In a newly released Foreign Affairs White paper, Canberra has placed significance importance on Pacific Islands
Relaying the news, reportedly to the delight of some Pacific scholars, Radio New Zealand International (RNZI) gave considerable converge in a news broadcast this evening, 27 November 2017. Here is a précis of the main points (quote).
“Beyond the diplomatic platitudes of shared heritage, interests, and longstanding ties, the paper announced a significant surge in its interests in measures like labour mobility, including going as far as recognising that “new approaches will be necessary” to how it deals with island countries.
“An academic from the Australian National University, said the White Paper contained one of Canberra’s strongest commitments to its own backyard in recent memory.
“It singles out our relationship with the Pacific and deepening that relationship as one of the five top objectives for Australia. I think that in itself is interesting,” said Professor Howes.
“The Pacific doesn’t normally have that high a profile in foreign policy discussions.”
“An entire chapter of the Foreign Affairs White Paper is devoted to the Pacific (A shared agenda for security and prosperity, it’s called), making supporting the region’s development one of the Canberra’s key aims.
“The stability and economic progress of Papua New Guinea, other Pacific island countries and Timor-Leste is of fundamental importance to Australia,” it said. “Our ties with these neighbours are long-standing and will be enduring.”
“From here, it lays out a plan to support labour mobility, something Australia was once reluctant to do; enhance security partnerships; the prospect of shared services, such as allowing Nauru, Tuvalu and Tonga to access Australian pharmaceutical testing; and fostering greater people-to-people relations.
“That’s a dramatic change from the last White Paper in 2003, which characterised the Pacific Islands as fraught with instability and governance issues, while alluding to the possibility it could be a breeding ground for extremism.
“Dr Howes said the 2017 paper took a more optimistic tone and, significantly, recognised that a new approach was needed.
“However, it’s not all altruism.
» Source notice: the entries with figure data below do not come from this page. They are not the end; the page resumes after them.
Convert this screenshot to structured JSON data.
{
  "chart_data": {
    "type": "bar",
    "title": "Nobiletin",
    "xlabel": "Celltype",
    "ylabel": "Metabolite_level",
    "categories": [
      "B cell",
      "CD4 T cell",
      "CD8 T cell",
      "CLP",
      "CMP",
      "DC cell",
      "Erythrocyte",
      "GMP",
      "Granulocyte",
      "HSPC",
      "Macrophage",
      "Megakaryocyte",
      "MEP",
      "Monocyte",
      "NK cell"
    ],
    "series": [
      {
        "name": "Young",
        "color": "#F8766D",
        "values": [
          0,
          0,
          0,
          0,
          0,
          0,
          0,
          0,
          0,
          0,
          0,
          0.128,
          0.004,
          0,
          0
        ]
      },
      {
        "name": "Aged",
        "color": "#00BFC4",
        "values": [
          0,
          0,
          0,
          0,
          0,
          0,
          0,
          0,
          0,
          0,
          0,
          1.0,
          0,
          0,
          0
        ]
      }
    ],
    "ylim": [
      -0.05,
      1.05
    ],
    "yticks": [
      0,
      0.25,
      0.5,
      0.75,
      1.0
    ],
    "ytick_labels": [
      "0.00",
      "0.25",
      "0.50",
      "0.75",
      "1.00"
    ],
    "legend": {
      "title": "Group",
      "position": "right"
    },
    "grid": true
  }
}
Dr Howes said the new approach was also underlined by strategic concerns, particularly with a rising interest from distant powers – particularly China.
“It’s partly driven by a feeling we’ve only been paying lip service – we really have to deliver,” said Professor Howes.
“But it’s also driven by this feeling that other powers are entering the Pacific and challenging Australia’s role in the Pacific, so if we’re not careful we’re going to be marginalised.
“Australia remains the largest power in the region and is still, by far, the largest aid donor. For all the talk of China’s increased spending, its nearly US$2 billion pales in comparison to Australia’s US$7 billion, according to figures from the Australian Lowry Institute..
“But in Australia itself, Pacific issues are often far from the priorities of the Canberra classes compared to Asia, the United States and even the Middle East. The shadow defence minister, Richard Marles, said this needed to change.
“The Pacific has choices, and we can’t take for granted that we will be the partner of choice forever,” said Mr Marles. “The country that cares the most will be the country that has the most influence in the Pacific.
“It’s really important that Australia makes clear that we are that country.”
“While a lot more optimistic than 2003, the paper still identified several challenges facing Pacific countries that would likely need assistance: weak governance, corruption and small economies vulnerable to shocks.”